King John, a history play by William Shakespeare, dramatises the reign of John, King of England (ruled 1199–1216), son of Henry II of England and Eleanor of Aquitaine and father of Henry III of England. It is believed to have been written in the mid-1590s but was not published until it appeared in the First Folio in 1623.
King John receives an ambassador from France, who demands, on pain of war, that he renounce his throne in favour of his nephew, Arthur, whom the French King, Philip, believes to be the rightful heir to the throne.
John adjudicates an inheritance dispute between Robert Falconbridge and his older brother Philip the Bastard, during which it becomes apparent that Philip is the illegitimate son of King Richard I. Queen Eleanor, mother to both Richard and John, recognises the family resemblance and suggests that he renounce his claim to the Falconbridge land in exchange for a knighthood. John knights the Bastard under the name Richard.
In France, King Philip and his forces besiege the English-ruled town of Angiers, threatening attack unless its citizens support Arthur. Philip is supported by Austria, who is believed to have killed King Richard. The English contingent arrives; Eleanor trades insults with Constance, Arthur's mother. Kings Philip and John stake their claims in front of Angiers' citizens, but to no avail: their representative says that they will support the rightful king, whoever that turns out to be.
The Bastard proposes that England and France unite to punish the rebellious citizens of Angiers, at which point they propose an alternative: Philip's son, Louis the Dauphin, should marry John's niece Blanche, a scheme that gives John a stronger claim to the throne, while Louis gains territory for France. Though a furious Constance accuses Philip of abandoning Arthur, Louis and Blanche are married.
Cardinal Pandolf arrives from Rome bearing a formal accusation that John has disobeyed the pope and appointed an archbishop contrary to his desires. John refuses to recant, whereupon he is excommunicated. Pandolf pledges his support for Louis, though Philip is hesitant, having just established family ties with John. Pandolf brings him round by pointing out that his links to the church are older and firmer.
War breaks out; Austria is beheaded by the Bastard in revenge for his father's death; and both Angiers and Arthur are captured by the English. Eleanor is left in charge of English possessions in France, while the Bastard is sent to collect funds from English monasteries. John orders Hubert to kill Arthur. Pandolf suggests to Louis that he now has as strong a claim to the English throne as Arthur (and indeed John), and Louis agrees to invade England.
Hubert finds himself unable to kill Arthur. John's nobles urge Arthur's release. John agrees, but is wrong-footed by Hubert's announcement that Arthur is dead. The nobles, believing he was murdered, defect to Louis' side. The Bastard reports that the monasteries are unhappy about John's attempt to seize their gold. Hubert has a furious argument with John, during which he reveals that Arthur is still alive. John, delighted, sends him to report the news to the nobles.

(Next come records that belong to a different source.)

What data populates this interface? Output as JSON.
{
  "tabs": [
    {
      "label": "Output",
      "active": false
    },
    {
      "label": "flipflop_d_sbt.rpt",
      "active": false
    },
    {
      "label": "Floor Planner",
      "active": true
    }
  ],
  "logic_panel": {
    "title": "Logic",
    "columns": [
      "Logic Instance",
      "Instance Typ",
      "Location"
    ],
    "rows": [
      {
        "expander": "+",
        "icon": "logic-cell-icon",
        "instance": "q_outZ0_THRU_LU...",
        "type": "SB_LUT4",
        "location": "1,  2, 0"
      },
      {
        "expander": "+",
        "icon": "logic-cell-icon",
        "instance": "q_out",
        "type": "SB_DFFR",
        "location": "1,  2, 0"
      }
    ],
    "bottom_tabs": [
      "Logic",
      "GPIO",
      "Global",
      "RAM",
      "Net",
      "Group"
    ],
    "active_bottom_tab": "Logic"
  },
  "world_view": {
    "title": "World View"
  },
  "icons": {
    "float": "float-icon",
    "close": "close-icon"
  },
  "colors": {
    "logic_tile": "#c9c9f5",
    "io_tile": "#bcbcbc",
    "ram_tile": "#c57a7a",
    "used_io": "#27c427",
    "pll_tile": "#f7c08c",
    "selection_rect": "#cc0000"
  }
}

Arthur dies jumping from a castle wall. (It is open to interpretation whether he deliberately kills himself or just makes a risky escape attempt.) The nobles believe he was murdered by John, and refuse to believe Hubert's entreaties. John attempts to make a deal with Pandolf, swearing allegiance to the Pope in exchange for Pandolf's negotiating with the French on his behalf. John orders the Bastard, one of his few remaining loyal subjects, to lead the English army against France.
While John's former noblemen swear allegiance to Louis, Pandolf explains John's scheme, but Louis refuses to be taken in by it.